Houston, an important hub for healthcare and life-science ventures, continues to see significant support for those sectors. And the city’s infrastructure around life-sciences and healthcare continues to grow. Most recently, the Texas Medical Center announced an increase in the size of its TMC Venture Fund to $50 million from $25 million. The Venture Fund was launched in 2017 to invest in Houston-area medical technology organizations and initiatives.
The city is on the leading edge when it comes to investing in digital health startups and the entrepreneurs who launch them. Nationwide, venture capital financing for medtech increased 67 percent from 2017 to 2021, with total financing approaching $20 billion, according to Deloitte’s new study, New Strategies for MedTech Startups. Financing deals for medtech organizations in Texas totaled $555 million during that time. That’s the fourth-largest total in the country, behind California, Massachusetts, and New York.
What investors are paying the most attention to are late-stage diagnostic and digital companies, according to the report. Among the hot spots for funders: AI technologies, at their highest funding level in five years; in-vitro diagnostics (IVD) and healthcare IT, both of which have dominated medtech fundraising over the last decade, raising $48 billion and $36 billion, respectively.
What could use more support are early-stage companies, the kind that get seed and series A funding. The study found that funding for them has dipped to 23 percent of total medtech VC funding in 2021 from 27 percent in 2017. Why? Yields are lower for medtech investors compared to other sectors, and reimbursement for new technologies can be difficult to achieve, meaning companies can’t get paid for their goods or services. Additionally, pandemic-induced factors, such as supply-chain issues, have also impacted funding.

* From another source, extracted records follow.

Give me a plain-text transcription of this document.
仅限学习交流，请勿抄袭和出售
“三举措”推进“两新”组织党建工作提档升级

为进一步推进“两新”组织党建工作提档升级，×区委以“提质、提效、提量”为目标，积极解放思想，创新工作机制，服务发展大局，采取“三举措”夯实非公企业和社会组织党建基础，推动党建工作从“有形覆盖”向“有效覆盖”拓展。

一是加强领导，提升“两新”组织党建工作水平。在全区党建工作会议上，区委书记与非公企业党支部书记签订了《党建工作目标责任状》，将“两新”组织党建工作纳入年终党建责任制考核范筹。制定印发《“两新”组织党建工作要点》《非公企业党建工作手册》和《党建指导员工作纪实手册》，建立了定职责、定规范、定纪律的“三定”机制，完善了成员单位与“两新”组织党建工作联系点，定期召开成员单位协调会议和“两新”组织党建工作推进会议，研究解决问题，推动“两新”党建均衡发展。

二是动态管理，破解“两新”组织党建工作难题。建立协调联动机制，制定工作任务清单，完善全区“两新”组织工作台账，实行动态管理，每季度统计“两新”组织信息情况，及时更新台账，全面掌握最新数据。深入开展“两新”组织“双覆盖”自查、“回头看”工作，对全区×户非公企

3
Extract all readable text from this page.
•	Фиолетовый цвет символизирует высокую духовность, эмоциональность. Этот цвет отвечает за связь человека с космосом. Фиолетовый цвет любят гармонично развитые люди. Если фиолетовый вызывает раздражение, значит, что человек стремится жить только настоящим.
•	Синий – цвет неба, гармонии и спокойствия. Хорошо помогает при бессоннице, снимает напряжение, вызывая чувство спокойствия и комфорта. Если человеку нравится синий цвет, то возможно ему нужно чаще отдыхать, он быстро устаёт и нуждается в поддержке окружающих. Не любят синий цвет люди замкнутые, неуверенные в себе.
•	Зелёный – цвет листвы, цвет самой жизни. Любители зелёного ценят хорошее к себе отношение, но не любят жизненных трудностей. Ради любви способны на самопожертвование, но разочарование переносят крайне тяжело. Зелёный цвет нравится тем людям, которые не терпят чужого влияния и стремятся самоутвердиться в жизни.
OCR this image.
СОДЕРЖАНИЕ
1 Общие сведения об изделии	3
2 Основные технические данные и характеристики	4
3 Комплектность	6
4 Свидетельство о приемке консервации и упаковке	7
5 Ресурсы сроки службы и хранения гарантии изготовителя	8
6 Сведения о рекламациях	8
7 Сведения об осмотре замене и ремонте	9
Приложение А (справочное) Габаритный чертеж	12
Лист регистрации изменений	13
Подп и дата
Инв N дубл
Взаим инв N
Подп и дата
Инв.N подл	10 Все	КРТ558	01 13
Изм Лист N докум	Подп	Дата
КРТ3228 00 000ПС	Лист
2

Ever creative, many Houston-area early-stage entrepreneurs are looking to alternative kinds of finance, including pre-revenue IPOs and SPACs to gain entry to public markets as well as build-to-buy, where a medtech incumbent takes an ownership stake with an option to buy the company. They’re also looking to family office investment groups—family-run, generally mission-driven investors who tend to be less formal than VC funds—for financial support.
And venture capital is more than willing to invest in companies, according to the investors interviewed for the Deloitte study. Companies with strong management teams, scalable technologies that address unmet needs for a large market, technologies with low regulatory and reimbursement barriers, and products that can reduce the overall cost of healthcare will catch their attention. Bonus points for efficient, forward-looking companies, too.
Attention to these smaller firms is crucial and necessary, given that 94 percent of the 15,500-plus medtech firms in the United States are pre-revenue or have no revenue at all. Houston is home to plenty of these smaller firms with big potential. Investors would do well to look at them as long-term investments and support them by helping to lay the groundwork for regulatory and reimbursement success, in addition to investing financially.
In adopting this approach, the VC community can make significant strides towards bolstering an already strong medtech ecosystem in Houston.
Kevin Wijayawickrama is principal at Deloitte and works on the company's risk and financial advisory team.